The Public Park that Never Happened

For two decades, so-called Boch Park on Beach Road in Vineyard Haven has sat in a limbo made of court battles and subsequent, drawn-out negotiations between the Boch family and the town of Tisbury.

The scruffy condition of the parcel, which overlooks Vineyard Haven harbor, is a sad and continuing testament to a failure to reach resolution on what could be one of the bright spots of the town waterfront.

The Tisbury planning board has pinpointed the parcel as offering a number of potential uses, including a waterfront park, a stopping point on a harbor walkway, an outdoor market area and a partial solution for the Five Corners traffic nightmare.

The late Ernest Boch Sr., who bought the parcel in nineteen eighty seven, saw its potential for parking in a village center where spaces are hard to come by, although the lot is not zoned for commercial parking

In nineteen ninety three, the Tisbury planning board denied Mr. Boch’s application for a special permit to operate a valet parking lot. After a continuing tussle in the courts, the town finally won a definitive victory in two thousand to ban the valet parking lot.

Following Mr. Boch’s death in two thousand three, the town renewed discussions of the property with his son Ernest Boch Jr.

Tristan Israel, chairman of the Tisbury selectmen, said Mr. Boch wanted to work with the town to see if a plan could be put together to put the parcel into productive use. Possible ideas included the use of the Entwhistle building by a nonprofit organization and public access to the waterfront, tied to a lease of the property by the town from the Boch family.

The closed-door discussions have apparently been friendly. But the particular arrangement proposed by the Boch family posed complications for a town such as Tisbury, which would have to engage in a public bidding and town meeting process. The legal negotiations also have been moving at a snail’s pace.

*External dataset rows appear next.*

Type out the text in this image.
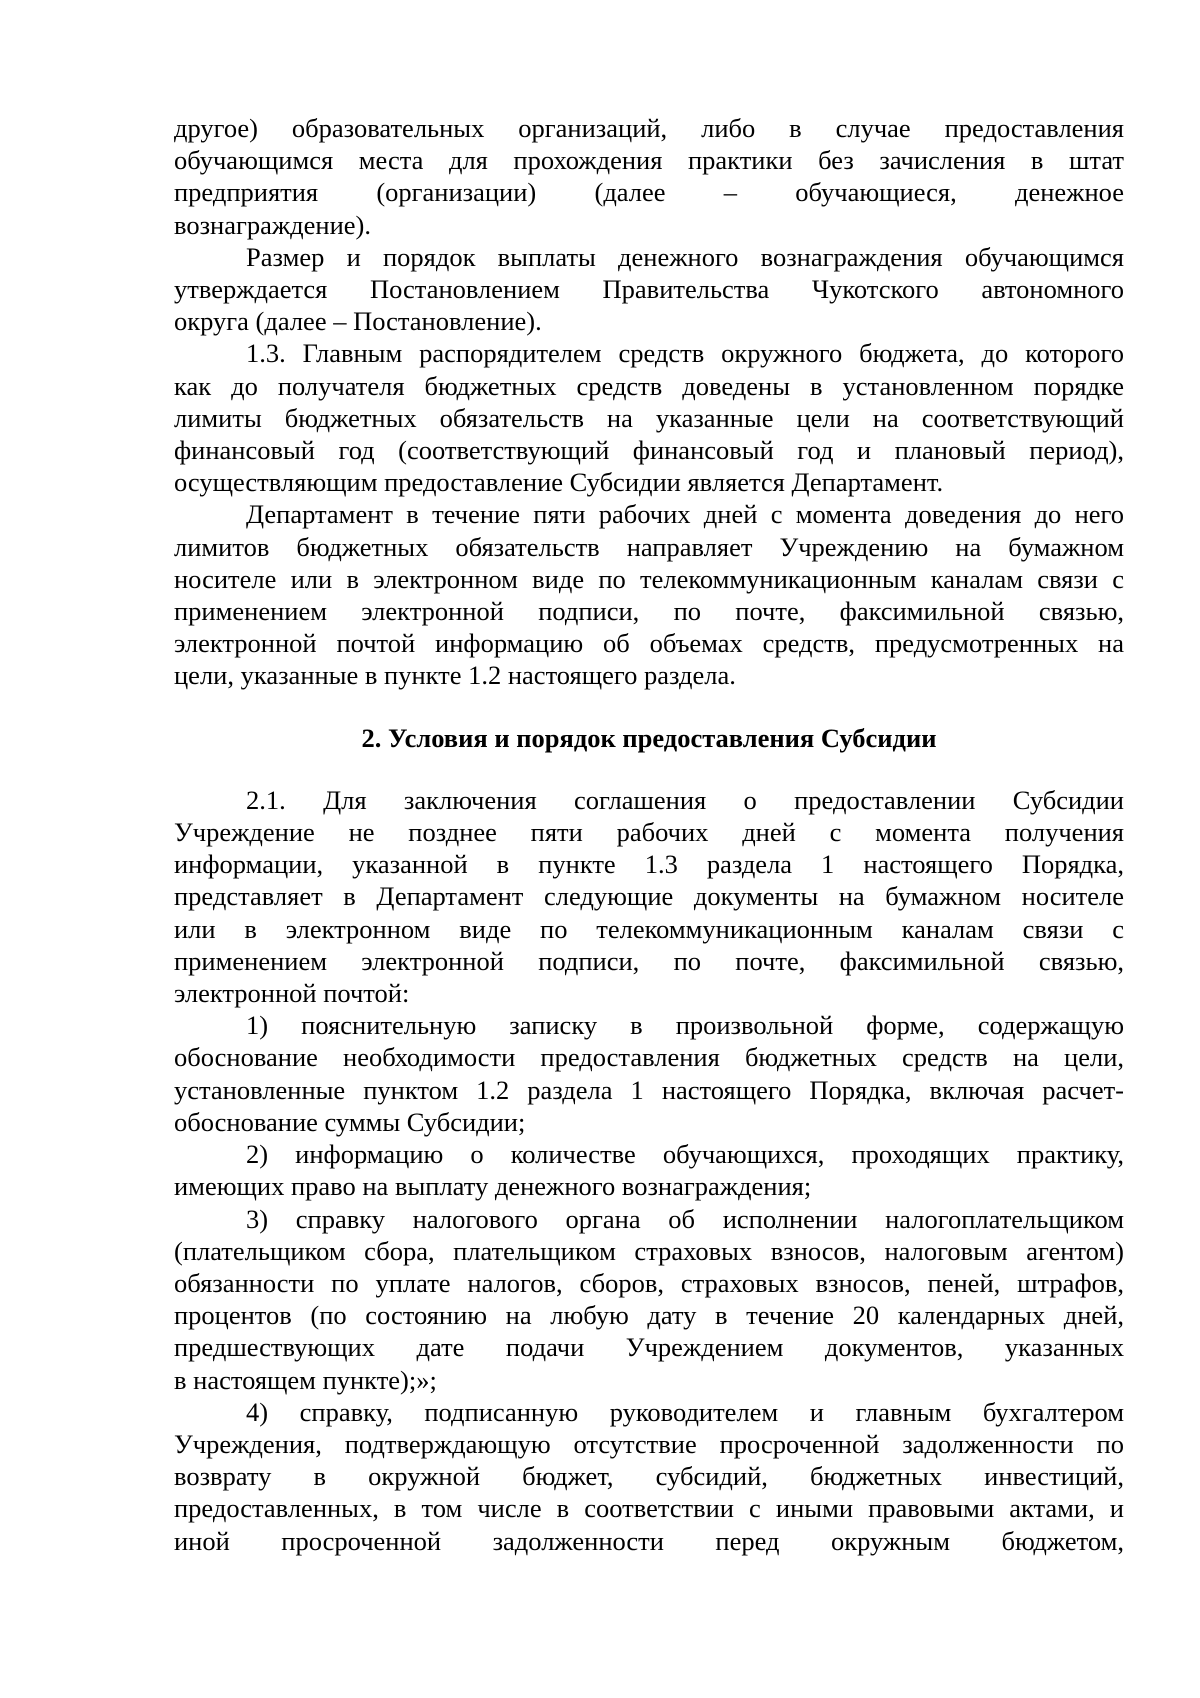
другое) образовательных организаций, либо в случае предоставления
обучающимся места для прохождения практики без зачисления в штат
предприятия (организации) (далее – обучающиеся, денежное
вознаграждение).
Размер и порядок выплаты денежного вознаграждения обучающимся
утверждается Постановлением Правительства Чукотского автономного
округа (далее – Постановление).
1.3. Главным распорядителем средств окружного бюджета, до которого
как до получателя бюджетных средств доведены в установленном порядке
лимиты бюджетных обязательств на указанные цели на соответствующий
финансовый год (соответствующий финансовый год и плановый период),
осуществляющим предоставление Субсидии является Департамент.
Департамент в течение пяти рабочих дней с момента доведения до него
лимитов бюджетных обязательств направляет Учреждению на бумажном
носителе или в электронном виде по телекоммуникационным каналам связи с
применением электронной подписи, по почте, факсимильной связью,
электронной почтой информацию об объемах средств, предусмотренных на
цели, указанные в пункте 1.2 настоящего раздела.
2. Условия и порядок предоставления Субсидии
2.1. Для заключения соглашения о предоставлении Субсидии
Учреждение не позднее пяти рабочих дней с момента получения
информации, указанной в пункте 1.3 раздела 1 настоящего Порядка,
представляет в Департамент следующие документы на бумажном носителе
или в электронном виде по телекоммуникационным каналам связи с
применением электронной подписи, по почте, факсимильной связью,
электронной почтой:
1) пояснительную записку в произвольной форме, содержащую
обоснование необходимости предоставления бюджетных средств на цели,
установленные пунктом 1.2 раздела 1 настоящего Порядка, включая расчет-
обоснование суммы Субсидии;
2) информацию о количестве обучающихся, проходящих практику,
имеющих право на выплату денежного вознаграждения;
3) справку налогового органа об исполнении налогоплательщиком
(плательщиком сбора, плательщиком страховых взносов, налоговым агентом)
обязанности по уплате налогов, сборов, страховых взносов, пеней, штрафов,
процентов (по состоянию на любую дату в течение 20 календарных дней,
предшествующих дате подачи Учреждением документов, указанных
в настоящем пункте);»;
4) справку, подписанную руководителем и главным бухгалтером
Учреждения, подтверждающую отсутствие просроченной задолженности по
возврату в окружной бюджет, субсидий, бюджетных инвестиций,
предоставленных, в том числе в соответствии с иными правовыми актами, и
иной просроченной задолженности перед окружным бюджетом,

With no end apparently near, Mr. Israel recently announced that the selectmen have decided against further pursuit of a deal.

Slim strands of hope remain. The Martha’s Vineyard Land Bank could consider buying the parcel for public waterfront access. Or the town could choose to take the property by eminent domain — an attractive option at this point. But the selectmen may be reluctant to consider a taking given the penny-pinching mood among town voters at the annual town meeting this past spring when they turned down a large capital spending project for a new public safety building.

In the end the Boch family may decide to develop the parcel, and if they do, hopefully any development would provide some sort of public access or water views.

While the twenty-year saga of the property has been disappointing, the potential remains undiminished. The future may yet hold a happy outcome for Boch Park.